Rusya’nın yüzde 20’si Sünni Tatardır, Hindistan’ın yüzde 20’si Müslüman.
Çin’de Uygur ve Moğollar ile Sincan özerk eyaletindeki Türk halkının bir bölümü de olmak üzere toplam 10 milyon Sünni yaşıyor…
*
Bu bölgede Basra Körfezinin altı petrol monarşisi ortak tek para birimini oluşturmayı hedefliyor.
Suudi Arabistan para biriminde dolara karşı sabit döviz kuru uyguluyor.
Ve bugün oluşan konjonktürde Türkiye’de hükümet, dolarizasyonun önüne geçmek bahanesiyle vatandaşlardan yastık altı dövizlerini bozmalarını istiyor.
Aslında el konulan FETÖ sermayesine ait şirketlerin ve özerk kuruluşların dolar varlıkları Türk Lirasına çevriliyor.
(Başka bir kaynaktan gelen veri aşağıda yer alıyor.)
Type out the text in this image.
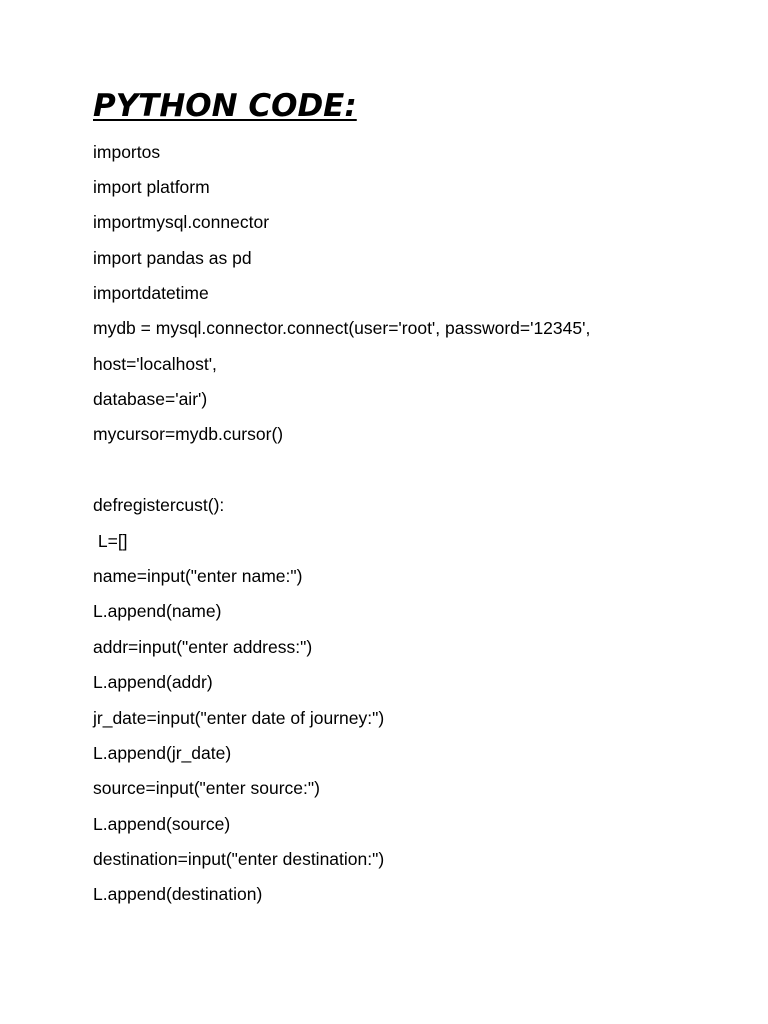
PYTHON CODE:
importos
import platform
importmysql.connector
import pandas as pd
importdatetime
mydb = mysql.connector.connect(user='root', password='12345',
host='localhost',
database='air')
mycursor=mydb.cursor()
defregistercust():
L=[]
name=input("enter name:")
L.append(name)
addr=input("enter address:")
L.append(addr)
jr_date=input("enter date of journey:")
L.append(jr_date)
source=input("enter source:")
L.append(source)
destination=input("enter destination:")
L.append(destination)
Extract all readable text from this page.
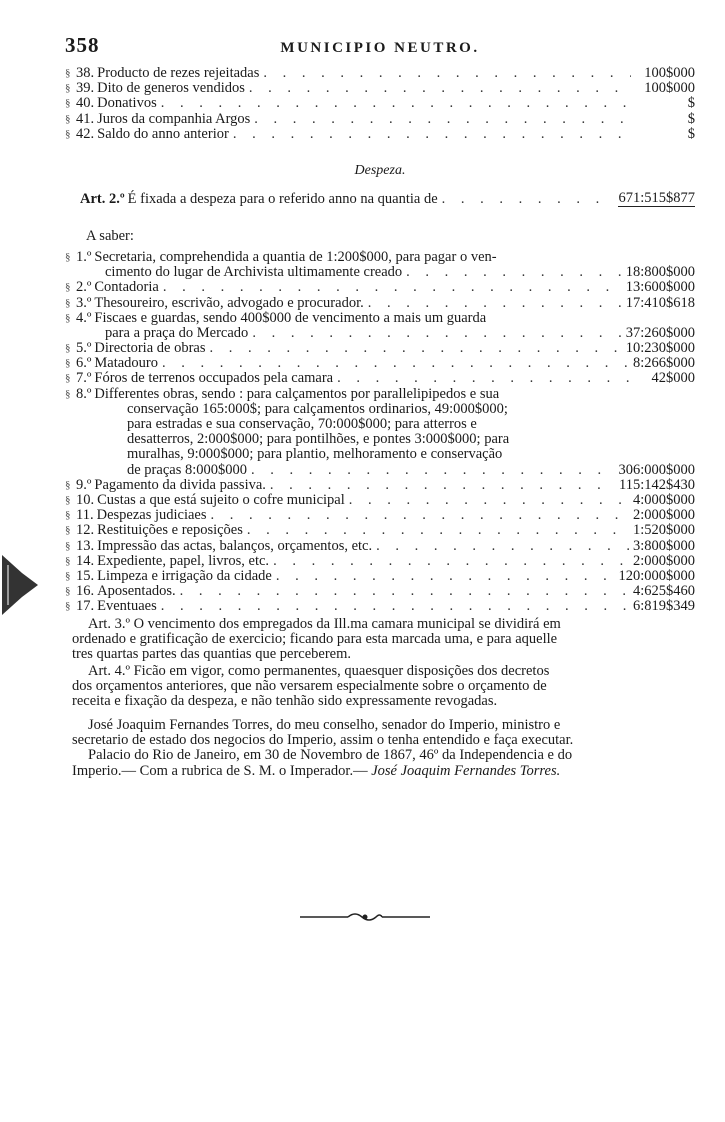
358	MUNICIPIO NEUTRO.
§ 38. Producto de rezes rejeitadas . . .	100$000
§ 39. Dito de generos vendidos . . .	100$000
§ 40. Donativos . . .	$
§ 41. Juros da companhia Argos . . .	$
§ 42. Saldo do anno anterior . . .	$
Despeza.
Art. 2.º É fixada a despeza para o referido anno na quantia de . . .	671:515$877
A saber:
§ 1.º Secretaria, comprehendida a quantia de 1:200$000, para pagar o ven-
cimento do lugar de Archivista ultimamente creado . . .	18:800$000
§ 2.º Contadoria . . .	13:600$000
§ 3.º Thesoureiro, escrivão, advogado e procurador. . . .	17:410$618
§ 4.º Fiscaes e guardas, sendo 400$000 de vencimento a mais um guarda
para a praça do Mercado . . .	37:260$000
§ 5.º Directoria de obras . . .	10:230$000
§ 6.º Matadouro . . .	8:266$000
§ 7.º Fóros de terrenos occupados pela camara . . .	42$000
§ 8.º Differentes obras, sendo : para calçamentos por parallelipipedos e sua
conservação 165:000$; para calçamentos ordinarios, 49:000$000;
para estradas e sua conservação, 70:000$000; para atterros e
desatterros, 2:000$000; para pontilhões, e pontes 3:000$000; para
muralhas, 9:000$000; para plantio, melhoramento e conservação
de praças 8:000$000 . . .	306:000$000
§ 9.º Pagamento da divida passiva. . . .	115:142$430
§ 10. Custas a que está sujeito o cofre municipal . . .	4:000$000
§ 11. Despezas judiciaes . . .	2:000$000
§ 12. Restituições e reposições . . .	1:520$000
§ 13. Impressão das actas, balanços, orçamentos, etc. . . .	3:800$000
§ 14. Expediente, papel, livros, etc. . . .	2:000$000
§ 15. Limpeza e irrigação da cidade . . .	120:000$000
§ 16. Aposentados. . . .	4:625$460
§ 17. Eventuaes . . .	6:819$349
Art. 3.º O vencimento dos empregados da Ill.ma camara municipal se dividirá em
ordenado e gratificação de exercicio; ficando para esta marcada uma, e para aquelle
tres quartas partes das quantias que perceberem.
Art. 4.º Ficão em vigor, como permanentes, quaesquer disposições dos decretos
dos orçamentos anteriores, que não versarem especialmente sobre o orçamento de
receita e fixação da despeza, e não tenhão sido expressamente revogadas.
José Joaquim Fernandes Torres, do meu conselho, senador do Imperio, ministro e
secretario de estado dos negocios do Imperio, assim o tenha entendido e faça executar.
Palacio do Rio de Janeiro, em 30 de Novembro de 1867, 46º da Independencia e do
Imperio.— Com a rubrica de S. M. o Imperador.— José Joaquim Fernandes Torres.
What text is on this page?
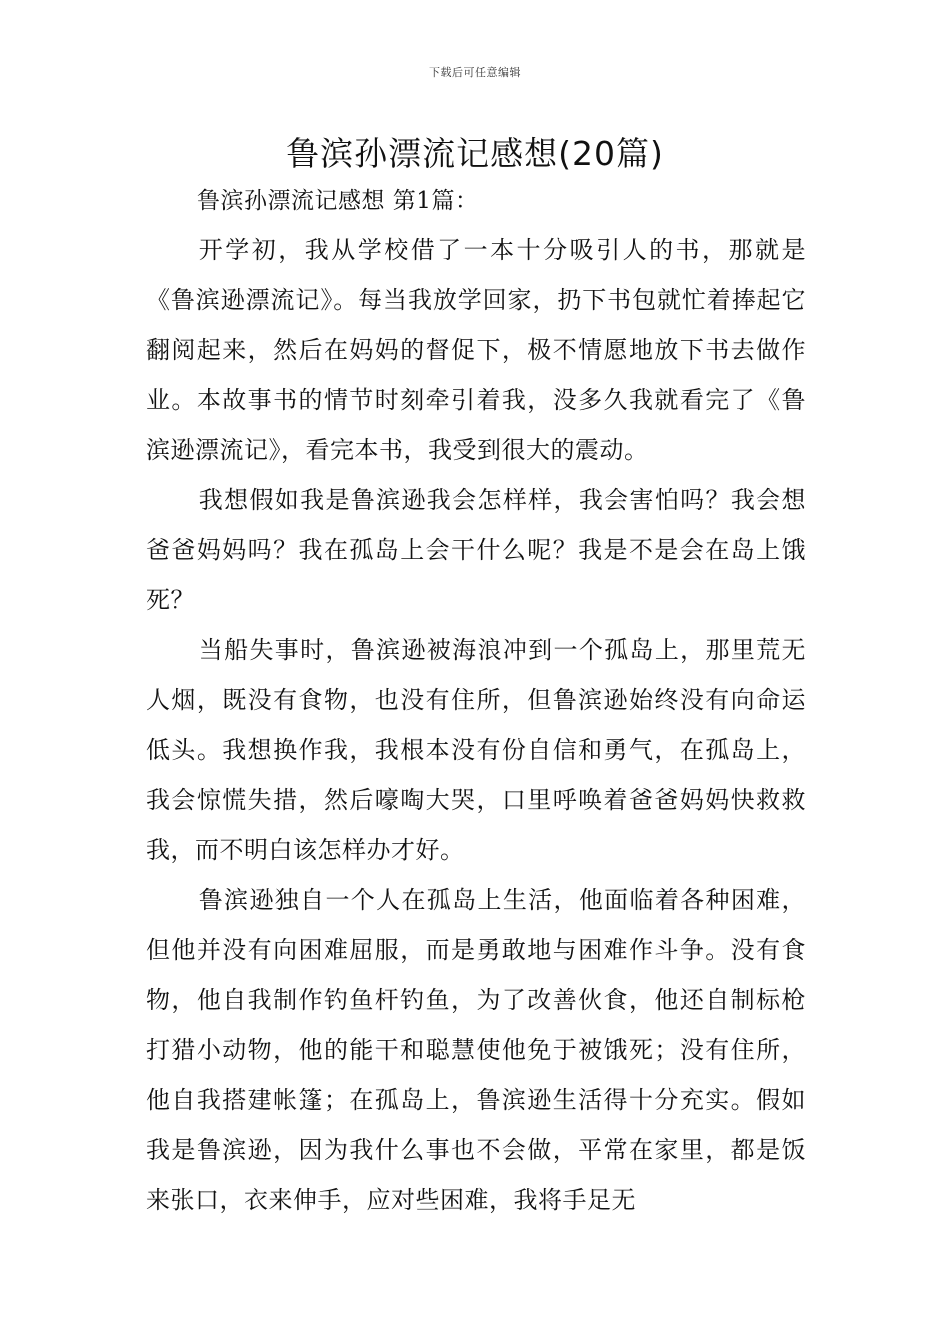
下载后可任意编辑
鲁滨孙漂流记感想(20篇)

鲁滨孙漂流记感想 第1篇：

开学初，我从学校借了一本十分吸引人的书，那就是《鲁滨逊漂流记》。每当我放学回家，扔下书包就忙着捧起它翻阅起来，然后在妈妈的督促下，极不情愿地放下书去做作业。本故事书的情节时刻牵引着我，没多久我就看完了《鲁滨逊漂流记》，看完本书，我受到很大的震动。

我想假如我是鲁滨逊我会怎样样，我会害怕吗？我会想爸爸妈妈吗？我在孤岛上会干什么呢？我是不是会在岛上饿死？

当船失事时，鲁滨逊被海浪冲到一个孤岛上，那里荒无人烟，既没有食物，也没有住所，但鲁滨逊始终没有向命运低头。我想换作我，我根本没有份自信和勇气，在孤岛上，我会惊慌失措，然后嚎啕大哭，口里呼唤着爸爸妈妈快救救我，而不明白该怎样办才好。

鲁滨逊独自一个人在孤岛上生活，他面临着各种困难，但他并没有向困难屈服，而是勇敢地与困难作斗争。没有食物，他自我制作钓鱼杆钓鱼，为了改善伙食，他还自制标枪打猎小动物，他的能干和聪慧使他免于被饿死；没有住所，他自我搭建帐篷；在孤岛上，鲁滨逊生活得十分充实。假如我是鲁滨逊，因为我什么事也不会做，平常在家里，都是饭来张口，衣来伸手，应对些困难，我将手足无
AB ya da Türkiye, biri ötekini dışlamaya hazırlanırken; ardından İstanbul Borsasının çöküşüyle birlikte TÜSİAD sermayesinin elden çıkarılışı senaryolaştırılıyor.
Bu sırada Türkiye’nin MÜSİAD sermayesi ile birlikte işbu Sünni İslam-Türk dünyasına dönmesi öngörülüyor.
Bu öngörüyü AKP hükümetinin olmazsa TSK’nın yerine getirmesi bekleniyor…
*
İkincisi; Katif, Suudi Arabistan’ın Doğu Bölgesi’nde, Basra Körfezi kıyısında bulunan bir şehridir.
Suudi petrol endüstrisinin merkezidir, 12 petrol boru hattıyla Tanura ve Daran kentlerindeki devasa petrol rafinerilerini besliyor.
Suudilerin Katif petrol sahasında ürettiği, 30 bin muhafız tarafından korunan günlük 10,3 milyon varilin büyük bölümü, Şiiliğin tam da kaynamakta olan kalbinden geçiyor.
Birkaç günlük bir kesinti, petrolün varil fiyatının 200 dolar üzerine çıkmasına ve küresel bir ekonomik krize neden olabilecektir.
Katif sahası hem ABD/AB ile Rusya ve Çin arasındaki jeostratejik kırılmanın temellerinden birini oluşturuyor.
Hem de Suudi Arabistan ve İran’ın aralarındaki gerginliğe feda edilmemesi gerekiyor.
Nitekim bu yüzden de Ortadoğu Sünni ve Şii eksende bölünüyor.
*
Böylece AB; Avrupa sermayesi tarafından desteklenen bölgelerin mezhepçi eksende bölünmesiyle yeni plana ortak olarak çıkarlarını sağlayabilecektir.